PACE must be shown through a review by Xcel Energy or a private licensed professional engineer to meet national standards for energy efficiency, and the total amount of the PACE loan cannot exceed 20 percent of the completed tax assessed market value of the property. Further, most commercial mortgages have a Due on Encumbrance clause that gives the mortgage-holder the right to call the loan due if additional debt is placed on the property without the lender’s consent. A PACE loan is “unsecured” in the traditional sense because no mortgage is recorded against the property. However, as a property tax special assessment that runs with the land, the payment stream for a PACE loan actually has a “super priority” over even a first mortgage. Because of this, it is crucial to make use of an experienced PACE lending attorney to prepare documentation so as to appropriately manage risk and security interests when using PACE financing.
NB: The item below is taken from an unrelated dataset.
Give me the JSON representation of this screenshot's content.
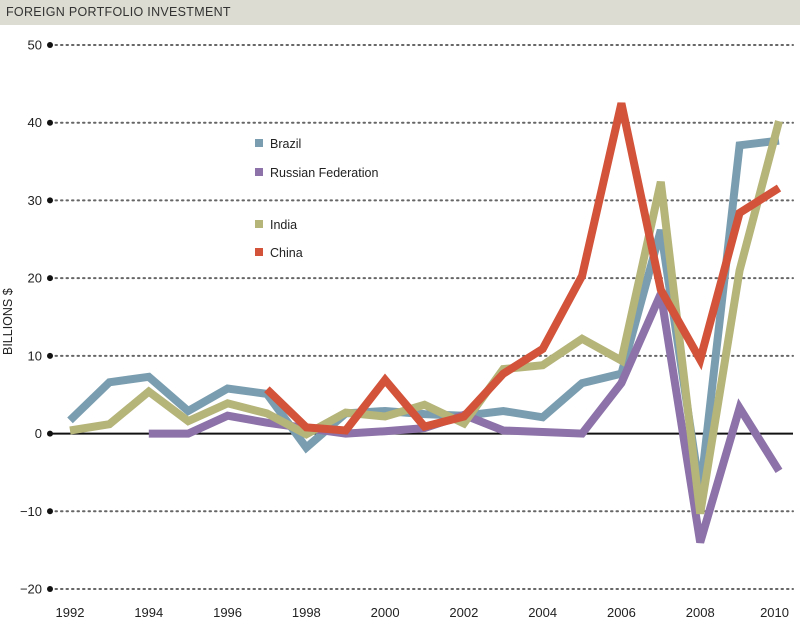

PACE financing is a fairly new and flexible mechanism for adding equity to old projects, providing necessary capital inputs into new projects and extending commercial financing over a longer period than is available with most traditional commercial real estate financing products at this time. Inevitably, commercial lenders and banks will need to become familiar and ultimately comfortable with the use of PACE financing both alone and in combination with other more traditional products. Commercial PACE is here to stay and will likely become much more common in commercial financing in the years to come.